No one knows exactly when the clones first appeared, but humans only became aware of them in the early 2000s.
It was a German aquarium owner who first brought it to scientists’ attention. In 1995, he had acquired a bag of “Texas crayfish” from an American pet trader, only to find his tank inexplicably filling up with the creatures. They were all, it turns out, clones. Sometime, somewhere, the biological rule that making baby crayfish required a mama crayfish and papa crayfish was no longer inviolate. The eggs of the hobbyist’s all-female crayfish did not need to be fertilized. They simply grew into copies of their “mother”—in a process known as parthenogenesis.
Crayfish specialists were astonished. No one had seen anything like it. But the proof was before their eyes and in 2003, scientists dubbed the creatures marbled crayfish, or Marmorkreb in German.
Scientists quickly realized the marbled crayfish were not just in German aquariums. The self-replicating creatures were out in the wild, and they were aggressive invaders. “Every single one has the ability to reproduce. Every single one could start a new population,” says Zen Faulkes, a crustacean researcher at the University of Texas at Rio Grande Valley who keeps a map of marbled crayfish invasions. You can easily buy marbled crayfish online (though they are now banned in the European Union and some U.S. states). The species has shown up in the wild in Germany, Italy, Slovakia, Sweden, Japan, and Madagascar. “We’re being invaded by an army of clones,” says Faulkes.

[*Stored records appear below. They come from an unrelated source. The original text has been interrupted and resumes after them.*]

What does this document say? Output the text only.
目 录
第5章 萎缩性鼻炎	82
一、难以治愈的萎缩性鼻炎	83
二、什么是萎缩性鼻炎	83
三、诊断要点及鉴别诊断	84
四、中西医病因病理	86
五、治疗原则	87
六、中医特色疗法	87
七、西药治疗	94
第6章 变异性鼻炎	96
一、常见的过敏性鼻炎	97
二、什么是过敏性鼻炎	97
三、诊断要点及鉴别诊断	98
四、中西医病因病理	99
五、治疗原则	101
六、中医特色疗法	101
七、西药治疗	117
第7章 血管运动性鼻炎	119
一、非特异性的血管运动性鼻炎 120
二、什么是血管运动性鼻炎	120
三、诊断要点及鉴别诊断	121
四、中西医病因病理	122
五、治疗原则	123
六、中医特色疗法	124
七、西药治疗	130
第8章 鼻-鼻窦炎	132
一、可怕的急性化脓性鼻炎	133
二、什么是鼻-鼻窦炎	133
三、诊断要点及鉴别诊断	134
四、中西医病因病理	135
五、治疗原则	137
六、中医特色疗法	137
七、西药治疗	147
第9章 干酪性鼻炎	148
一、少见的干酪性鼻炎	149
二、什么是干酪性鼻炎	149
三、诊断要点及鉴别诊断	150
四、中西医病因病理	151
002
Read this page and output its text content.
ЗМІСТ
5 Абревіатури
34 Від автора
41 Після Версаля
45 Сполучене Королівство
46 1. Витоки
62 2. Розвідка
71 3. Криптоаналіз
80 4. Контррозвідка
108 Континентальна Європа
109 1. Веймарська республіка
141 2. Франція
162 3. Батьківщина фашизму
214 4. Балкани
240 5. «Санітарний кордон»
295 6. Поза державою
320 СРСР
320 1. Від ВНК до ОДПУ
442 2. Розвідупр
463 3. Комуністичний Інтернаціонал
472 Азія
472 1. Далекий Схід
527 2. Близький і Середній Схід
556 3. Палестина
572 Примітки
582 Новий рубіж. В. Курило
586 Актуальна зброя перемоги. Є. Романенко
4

For the first time, scientists have now fully sequenced the DNA of the marbled crayfish. In fact, they sequenced not one but 11 crayfish—including those originating from German pet shops as well as wild ones caught in Madagascar. The creatures are indeed clones of each other, all descended from a single crayfish that somehow gained the ability to reproduce on its own. They had remarkably little genetic diversity. At most four letters in their entire DNA sequence differed in a meaningful way.
Another intriguing fact, says Frank Lyko, who led the study, is that marbled crayfish are triploid, meaning they have three sets of chromosomes. Most crayfish—and most other animals—have two sets, one inherited from the mother and the other from the father. It’s unclear, however, whether these three sets of chromosomes are the cause or consequence of its self-cloning ability. Despite having the DNA sequence in hand, “the reason and origin of parthenogenesis is still somewhat mysterious,” says Gerhard Scholtz, a zoologist at the Humboldt University of Berlin who first described the marbled crayfish in 2003.
Lyko is interested in the marbled crayfish because he studies epigenetics—or how genes are turned on and off without changing the underlying genetic code. Normally, he studies this in cancer cells, as he works at the German Cancer Research Center. But the marbled crayfish are an intriguing model system for epigenetics. They are virtually identical genetically, yet they differ in size and pattern. These changes may be epigenetic in nature.
Lyko also collaborated with scientists in Madagascar, where the marbled crayfish is displacing the native crayfish species. Their interest is more ecological. In the past 10 years, they estimate, the marbled crayfish population has expanded its area in Madagascar 100-fold—despite, or perhaps because of, a local appetite for them. Marbled crayfish evolved from a species native to Florida, so they are used to a warm and humid climate. “You’ll find that in Madagascar. Not so much in Germany,” says Lyko.
Yet marbled crayfish are in German lakes, too. Lyko says that a graduate student at his institute had found marbled crayfish in one near her family’s house. They threw some of the crayfish on the grill. Lyko himself is less keen on eating the clone invaders. “I tried other crayfish once,” he says. “I didn’t like them so much to be frank, so I’m not in a rush to eat marbled crayfish.”